O códex aplicado pelas proto-feministas segue uma linha tênue de proximidade com o olhar histórico adotado pelo politicamente correto. Você critica os fatos do passado com o conhecimento do presente e desce a borduna nos fatos do presente com a insensibilidade dos mercadores de escravos.

São abolidas as nuances históricas de percepção e de política. Para um fácil entendimento e compreensão, ajuda, é perfeito: a complexidade é mortal aos palanqueiros necessitados de dividir o mundo entre o mal e o bem. Ou: eles e nós.

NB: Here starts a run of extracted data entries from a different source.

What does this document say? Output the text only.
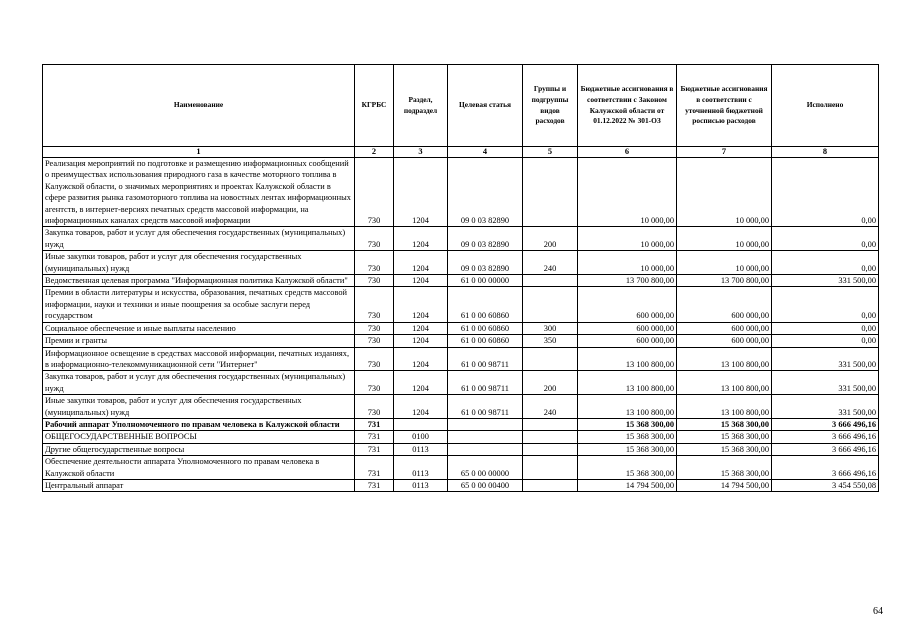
Наименование	КГРБС	Раздел, подраздел	Целевая статья	Группы и подгруппы видов расходов	Бюджетные ассигнования в соответствии с Законом Калужской области от 01.12.2022 № 301-ОЗ	Бюджетные ассигнования в соответствии с уточненной бюджетной росписью расходов	Исполнено
1	2	3	4	5	6	7	8
Реализация мероприятий по подготовке и размещению информационных сообщений о преимуществах использования природного газа в качестве моторного топлива в Калужской области, о значимых мероприятиях и проектах Калужской области в сфере развития рынка газомоторного топлива на новостных лентах информационных агентств, в интернет-версиях печатных средств массовой информации, на информационных каналах средств массовой информации	730	1204	09 0 03 82890		10 000,00	10 000,00	0,00
Закупка товаров, работ и услуг для обеспечения государственных (муниципальных) нужд	730	1204	09 0 03 82890	200	10 000,00	10 000,00	0,00
Иные закупки товаров, работ и услуг для обеспечения государственных (муниципальных) нужд	730	1204	09 0 03 82890	240	10 000,00	10 000,00	0,00
Ведомственная целевая программа "Информационная политика Калужской области"	730	1204	61 0 00 00000		13 700 800,00	13 700 800,00	331 500,00
Премии в области литературы и искусства, образования, печатных средств массовой информации, науки и техники и иные поощрения за особые заслуги перед государством	730	1204	61 0 00 60860		600 000,00	600 000,00	0,00
Социальное обеспечение и иные выплаты населению	730	1204	61 0 00 60860	300	600 000,00	600 000,00	0,00
Премии и гранты	730	1204	61 0 00 60860	350	600 000,00	600 000,00	0,00
Информационное освещение в средствах массовой информации, печатных изданиях, в информационно-телекоммуникационной сети "Интернет"	730	1204	61 0 00 98711		13 100 800,00	13 100 800,00	331 500,00
Закупка товаров, работ и услуг для обеспечения государственных (муниципальных) нужд	730	1204	61 0 00 98711	200	13 100 800,00	13 100 800,00	331 500,00
Иные закупки товаров, работ и услуг для обеспечения государственных (муниципальных) нужд	730	1204	61 0 00 98711	240	13 100 800,00	13 100 800,00	331 500,00
Рабочий аппарат Уполномоченного по правам человека в Калужской области	731				15 368 300,00	15 368 300,00	3 666 496,16
ОБЩЕГОСУДАРСТВЕННЫЕ ВОПРОСЫ	731	0100			15 368 300,00	15 368 300,00	3 666 496,16
Другие общегосударственные вопросы	731	0113			15 368 300,00	15 368 300,00	3 666 496,16
Обеспечение деятельности аппарата Уполномоченного по правам человека в Калужской области	731	0113	65 0 00 00000		15 368 300,00	15 368 300,00	3 666 496,16
Центральный аппарат	731	0113	65 0 00 00400		14 794 500,00	14 794 500,00	3 454 550,08
64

No caso, homens e mulheres, apartados, clivados.

A brigada se mobiliza em caçadas exploratórias, em expedições de justiçamento e nas dissoluções de independência. Lembra muito os métodos de Zé Stalin de dilapidação de biografias. Aos adversários são destinados insultos, infâmias e aleivosias disfarçadas de aconselhamentos.

Outro dia a ex-ministra Eleonora Menicucci foi derrotada num processo contra o ator Alexandre Frota. A sentença saiu da lavra de uma juíza, condenando-a a pagar R$ 10 mil. A reação revoltada da ex-ministra da Secretaria de Políticas para Mulheres (um dos 40 ministérios da ex-Dilma) anotou que sua invertida partiu de uma mulher. Esperava que a questão de gênero se sobrepusesse a uma interpretação jurídica. Julgada por uma mulher, imaginou, teria ganho de causa, porque afinal também é mulher.

Parece lógico, mas não é: se trata de uma tentativa de intimidação. Da brigada feminista contra as mulheres. Há um esforço de uniformizar as análises e os procedimentos.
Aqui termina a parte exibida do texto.